So $a[3] < a[2]$ . If $a[3] > a[4]$ , then the solution is the smaller of $a[3]$ and $a[5]$ . Otherwise, the solution is the smaller of $a[2]$ and $a[4]$ .

So that maximum $c$ can be $11/5$ and it gives us the upper bound $22n$ comparisons which looks like it can be achieved. Some other tricks can be done in place to achieve a bit lower constants like $18n$ (for example, sorting arrays of 5 and comparing less afterwards). In practice, the constant is really big and you can see it from the following demonstration which was even fastened because it took quite a few seconds:

HeapSelect

Another approach to finding $k$ th element is to create a heap on an array of size $k$ and push other $n - k$ elements into this heap. C++ std::partial_sort works that way (with additional heap sorting of the first heap). It shows good results for very small $k$ and random/ascending arrays, however starts to significantly degrade with growing $k$ and becomes impractical. Best case $O(n)$ , worst $O(n \log k)$ , average $O(n \log k)$ .

IntroSelect

As the previous algorithm is not very much practical and QuickSelect is really good on average, in 1997 “Introspective Sorting and Selection Algorithms” from David Musser came out with a sorting algorithm called “IntroSelect”.

IntroSelect works by optimistically starting out with QuickSelect and only switching to MedianOfMedians if it recurses too many times without making sufficient progress. Simply limiting the recursion to constant depth is not good enough, since this would make the algorithm switch on all sufficiently large arrays.
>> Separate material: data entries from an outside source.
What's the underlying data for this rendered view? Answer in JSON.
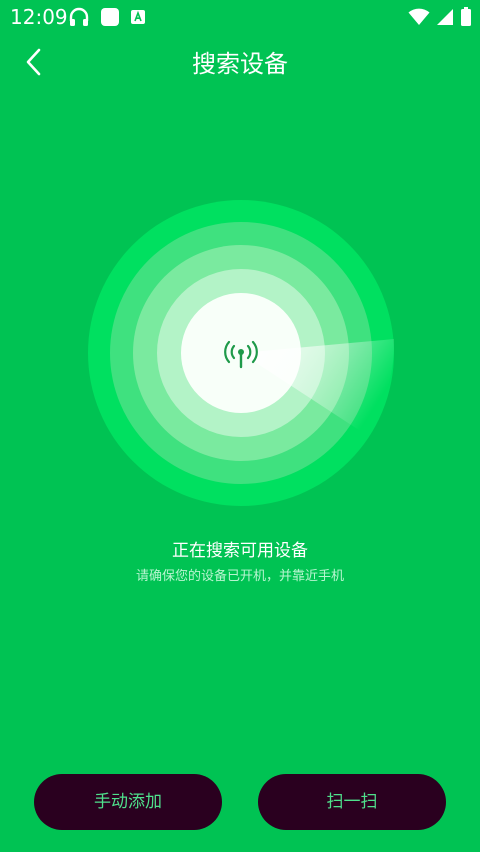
{
  "status_bar": {
    "time": "12:09",
    "left_icons": [
      "headset-icon",
      "app-square-icon",
      "font-a-icon"
    ],
    "right_icons": [
      "wifi-icon",
      "cell-signal-icon",
      "battery-icon"
    ]
  },
  "header": {
    "title": "搜索设备",
    "back_icon": "chevron-left-icon"
  },
  "radar": {
    "center_icon": "antenna-signal-icon"
  },
  "status": {
    "title": "正在搜索可用设备",
    "hint": "请确保您的设备已开机，并靠近手机"
  },
  "actions": {
    "manual_add_label": "手动添加",
    "scan_label": "扫一扫"
  },
  "colors": {
    "background": "#00c353",
    "button_background": "#2a001f",
    "button_text": "#4fe08c",
    "hint_text": "#b7f5d0"
  }
}
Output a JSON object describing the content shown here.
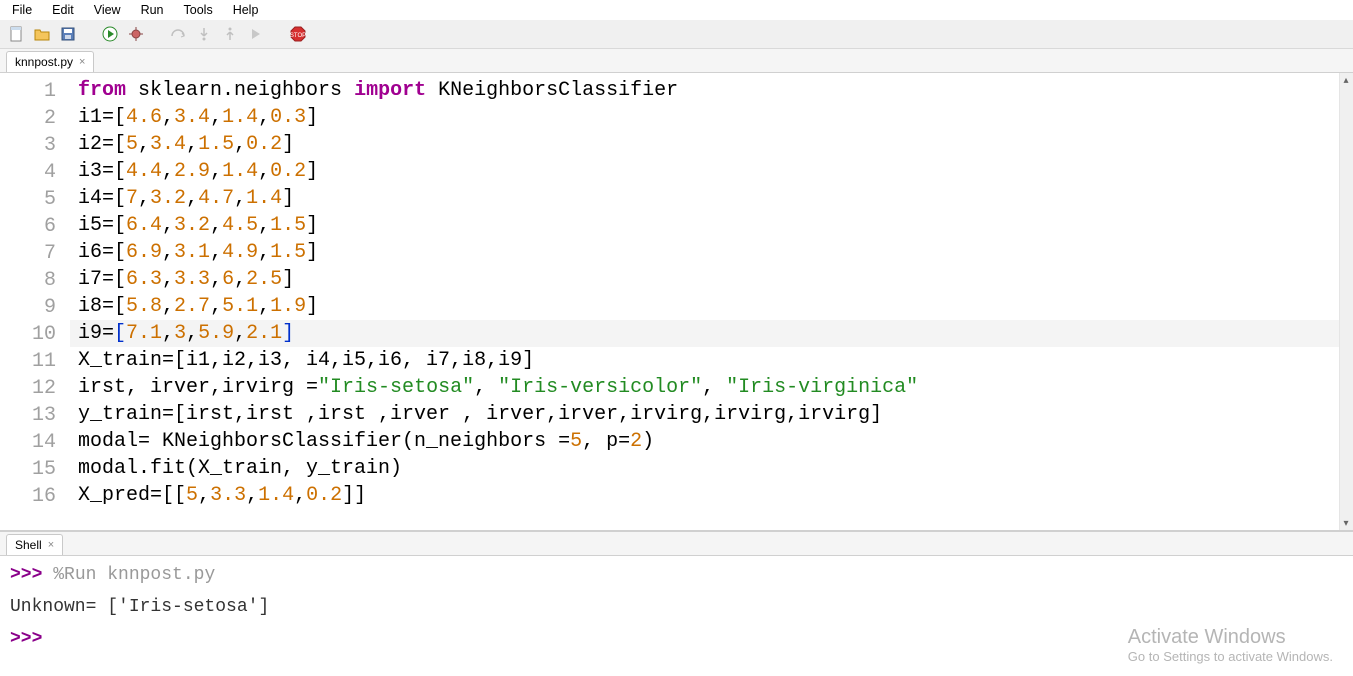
{
  "menubar": [
    "File",
    "Edit",
    "View",
    "Run",
    "Tools",
    "Help"
  ],
  "toolbar": {
    "new": "new-file-icon",
    "open": "open-folder-icon",
    "save": "save-icon",
    "run": "run-icon",
    "debug": "debug-icon",
    "step_over": "step-over-icon",
    "step_into": "step-into-icon",
    "step_out": "step-out-icon",
    "resume": "resume-icon",
    "stop": "stop-icon"
  },
  "editor_tab": {
    "label": "knnpost.py",
    "close": "×"
  },
  "code_lines": [
    {
      "n": 1,
      "tokens": [
        {
          "t": "from",
          "c": "kw"
        },
        {
          "t": " sklearn.neighbors ",
          "c": "pn"
        },
        {
          "t": "import",
          "c": "kw"
        },
        {
          "t": " KNeighborsClassifier",
          "c": "pn"
        }
      ]
    },
    {
      "n": 2,
      "tokens": [
        {
          "t": "i1=[",
          "c": "pn"
        },
        {
          "t": "4.6",
          "c": "nm"
        },
        {
          "t": ",",
          "c": "pn"
        },
        {
          "t": "3.4",
          "c": "nm"
        },
        {
          "t": ",",
          "c": "pn"
        },
        {
          "t": "1.4",
          "c": "nm"
        },
        {
          "t": ",",
          "c": "pn"
        },
        {
          "t": "0.3",
          "c": "nm"
        },
        {
          "t": "]",
          "c": "pn"
        }
      ]
    },
    {
      "n": 3,
      "tokens": [
        {
          "t": "i2=[",
          "c": "pn"
        },
        {
          "t": "5",
          "c": "nm"
        },
        {
          "t": ",",
          "c": "pn"
        },
        {
          "t": "3.4",
          "c": "nm"
        },
        {
          "t": ",",
          "c": "pn"
        },
        {
          "t": "1.5",
          "c": "nm"
        },
        {
          "t": ",",
          "c": "pn"
        },
        {
          "t": "0.2",
          "c": "nm"
        },
        {
          "t": "]",
          "c": "pn"
        }
      ]
    },
    {
      "n": 4,
      "tokens": [
        {
          "t": "i3=[",
          "c": "pn"
        },
        {
          "t": "4.4",
          "c": "nm"
        },
        {
          "t": ",",
          "c": "pn"
        },
        {
          "t": "2.9",
          "c": "nm"
        },
        {
          "t": ",",
          "c": "pn"
        },
        {
          "t": "1.4",
          "c": "nm"
        },
        {
          "t": ",",
          "c": "pn"
        },
        {
          "t": "0.2",
          "c": "nm"
        },
        {
          "t": "]",
          "c": "pn"
        }
      ]
    },
    {
      "n": 5,
      "tokens": [
        {
          "t": "i4=[",
          "c": "pn"
        },
        {
          "t": "7",
          "c": "nm"
        },
        {
          "t": ",",
          "c": "pn"
        },
        {
          "t": "3.2",
          "c": "nm"
        },
        {
          "t": ",",
          "c": "pn"
        },
        {
          "t": "4.7",
          "c": "nm"
        },
        {
          "t": ",",
          "c": "pn"
        },
        {
          "t": "1.4",
          "c": "nm"
        },
        {
          "t": "]",
          "c": "pn"
        }
      ]
    },
    {
      "n": 6,
      "tokens": [
        {
          "t": "i5=[",
          "c": "pn"
        },
        {
          "t": "6.4",
          "c": "nm"
        },
        {
          "t": ",",
          "c": "pn"
        },
        {
          "t": "3.2",
          "c": "nm"
        },
        {
          "t": ",",
          "c": "pn"
        },
        {
          "t": "4.5",
          "c": "nm"
        },
        {
          "t": ",",
          "c": "pn"
        },
        {
          "t": "1.5",
          "c": "nm"
        },
        {
          "t": "]",
          "c": "pn"
        }
      ]
    },
    {
      "n": 7,
      "tokens": [
        {
          "t": "i6=[",
          "c": "pn"
        },
        {
          "t": "6.9",
          "c": "nm"
        },
        {
          "t": ",",
          "c": "pn"
        },
        {
          "t": "3.1",
          "c": "nm"
        },
        {
          "t": ",",
          "c": "pn"
        },
        {
          "t": "4.9",
          "c": "nm"
        },
        {
          "t": ",",
          "c": "pn"
        },
        {
          "t": "1.5",
          "c": "nm"
        },
        {
          "t": "]",
          "c": "pn"
        }
      ]
    },
    {
      "n": 8,
      "tokens": [
        {
          "t": "i7=[",
          "c": "pn"
        },
        {
          "t": "6.3",
          "c": "nm"
        },
        {
          "t": ",",
          "c": "pn"
        },
        {
          "t": "3.3",
          "c": "nm"
        },
        {
          "t": ",",
          "c": "pn"
        },
        {
          "t": "6",
          "c": "nm"
        },
        {
          "t": ",",
          "c": "pn"
        },
        {
          "t": "2.5",
          "c": "nm"
        },
        {
          "t": "]",
          "c": "pn"
        }
      ]
    },
    {
      "n": 9,
      "tokens": [
        {
          "t": "i8=[",
          "c": "pn"
        },
        {
          "t": "5.8",
          "c": "nm"
        },
        {
          "t": ",",
          "c": "pn"
        },
        {
          "t": "2.7",
          "c": "nm"
        },
        {
          "t": ",",
          "c": "pn"
        },
        {
          "t": "5.1",
          "c": "nm"
        },
        {
          "t": ",",
          "c": "pn"
        },
        {
          "t": "1.9",
          "c": "nm"
        },
        {
          "t": "]",
          "c": "pn"
        }
      ]
    },
    {
      "n": 10,
      "hl": true,
      "tokens": [
        {
          "t": "i9=",
          "c": "pn"
        },
        {
          "t": "[",
          "c": "bl"
        },
        {
          "t": "7.1",
          "c": "nm"
        },
        {
          "t": ",",
          "c": "pn"
        },
        {
          "t": "3",
          "c": "nm"
        },
        {
          "t": ",",
          "c": "pn"
        },
        {
          "t": "5.9",
          "c": "nm"
        },
        {
          "t": ",",
          "c": "pn"
        },
        {
          "t": "2.1",
          "c": "nm"
        },
        {
          "t": "]",
          "c": "bl"
        }
      ]
    },
    {
      "n": 11,
      "tokens": [
        {
          "t": "X_train=[i1,i2,i3, i4,i5,i6, i7,i8,i9]",
          "c": "pn"
        }
      ]
    },
    {
      "n": 12,
      "tokens": [
        {
          "t": "irst, irver,irvirg =",
          "c": "pn"
        },
        {
          "t": "\"Iris-setosa\"",
          "c": "st"
        },
        {
          "t": ", ",
          "c": "pn"
        },
        {
          "t": "\"Iris-versicolor\"",
          "c": "st"
        },
        {
          "t": ", ",
          "c": "pn"
        },
        {
          "t": "\"Iris-virginica\"",
          "c": "st"
        }
      ]
    },
    {
      "n": 13,
      "tokens": [
        {
          "t": "y_train=[irst,irst ,irst ,irver , irver,irver,irvirg,irvirg,irvirg]",
          "c": "pn"
        }
      ]
    },
    {
      "n": 14,
      "tokens": [
        {
          "t": "modal= KNeighborsClassifier(n_neighbors =",
          "c": "pn"
        },
        {
          "t": "5",
          "c": "nm"
        },
        {
          "t": ", p=",
          "c": "pn"
        },
        {
          "t": "2",
          "c": "nm"
        },
        {
          "t": ")",
          "c": "pn"
        }
      ]
    },
    {
      "n": 15,
      "tokens": [
        {
          "t": "modal.fit(X_train, y_train)",
          "c": "pn"
        }
      ]
    },
    {
      "n": 16,
      "tokens": [
        {
          "t": "X_pred=[[",
          "c": "pn"
        },
        {
          "t": "5",
          "c": "nm"
        },
        {
          "t": ",",
          "c": "pn"
        },
        {
          "t": "3.3",
          "c": "nm"
        },
        {
          "t": ",",
          "c": "pn"
        },
        {
          "t": "1.4",
          "c": "nm"
        },
        {
          "t": ",",
          "c": "pn"
        },
        {
          "t": "0.2",
          "c": "nm"
        },
        {
          "t": "]]",
          "c": "pn"
        }
      ]
    }
  ],
  "shell_tab": {
    "label": "Shell",
    "close": "×"
  },
  "shell": {
    "prompt": ">>>",
    "run_cmd": "%Run  knnpost.py",
    "output": " Unknown= ['Iris-setosa']"
  },
  "watermark": {
    "title": "Activate Windows",
    "sub": "Go to Settings to activate Windows."
  }
}
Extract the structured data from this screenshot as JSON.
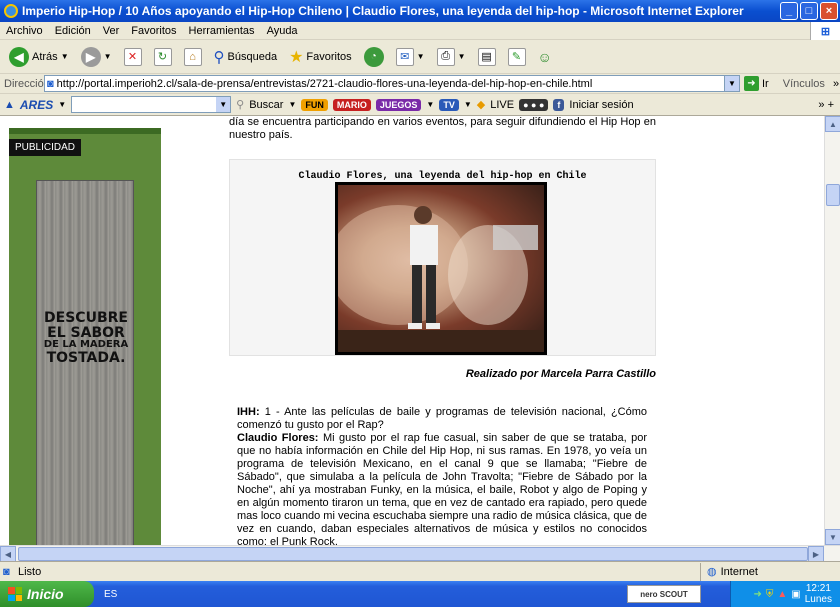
{
  "window": {
    "title": "Imperio Hip-Hop / 10 Años apoyando el Hip-Hop Chileno | Claudio Flores, una leyenda del hip-hop - Microsoft Internet Explorer",
    "minimize": "_",
    "maximize": "□",
    "close": "×"
  },
  "menu": {
    "items": [
      "Archivo",
      "Edición",
      "Ver",
      "Favoritos",
      "Herramientas",
      "Ayuda"
    ]
  },
  "toolbar": {
    "back_label": "Atrás",
    "search_label": "Búsqueda",
    "favorites_label": "Favoritos"
  },
  "address": {
    "label": "Dirección",
    "url": "http://portal.imperioh2.cl/sala-de-prensa/entrevistas/2721-claudio-flores-una-leyenda-del-hip-hop-en-chile.html",
    "go_label": "Ir",
    "links_label": "Vínculos"
  },
  "ares_bar": {
    "brand": "ARES",
    "search_value": "",
    "search_label": "Buscar",
    "fun": "FUN",
    "mario": "MARIO",
    "juegos": "JUEGOS",
    "tv": "TV",
    "live": "LIVE",
    "signin": "Iniciar sesión"
  },
  "sidebar_ad": {
    "tag": "PUBLICIDAD",
    "line1": "DESCUBRE",
    "line2": "EL SABOR",
    "line3": "DE LA MADERA",
    "line4": "TOSTADA."
  },
  "article": {
    "intro": "día se encuentra participando en varios eventos, para seguir difundiendo el Hip Hop en nuestro país.",
    "figure_caption": "Claudio Flores, una leyenda del hip-hop en Chile",
    "byline": "Realizado por Marcela Parra Castillo",
    "q1_label": "IHH:",
    "q1_text": " 1 - Ante las películas de baile y programas de televisión nacional, ¿Cómo comenzó tu gusto por el Rap?",
    "a1_label": "Claudio Flores:",
    "a1_text": " Mi gusto por el rap fue casual, sin saber de que se trataba, por que no había información en Chile del Hip Hop, ni sus ramas. En 1978, yo veía un programa de televisión Mexicano, en el canal 9 que se llamaba; \"Fiebre de Sábado\", que simulaba a la película de John Travolta; \"Fiebre de Sábado por la Noche\", ahí ya mostraban Funky, en la música, el baile, Robot y algo de Poping y en algún momento tiraron un tema, que en vez de cantado era rapiado, pero quede mas loco cuando mi vecina escuchaba siempre una radio de música clásica, que de vez en cuando, daban especiales alternativos de música y estilos no conocidos como; el Punk Rock."
  },
  "status": {
    "text": "Listo",
    "zone": "Internet"
  },
  "taskbar": {
    "start": "Inicio",
    "lang": "ES",
    "nero": "nero SCOUT",
    "time": "12:21",
    "day": "Lunes"
  }
}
Musser discusses a couple of simple approaches:

Keep track of the list of sizes of the subpartitions processed so far. If at any point $t$ recursive calls have been made without halving the list size, for some small positive $t$ , switch to the worst-case linear algorithm.
Sum the size of all partitions generated so far. If this exceeds the list size times some small positive constant $t$ , switch to the worst-case linear algorithm.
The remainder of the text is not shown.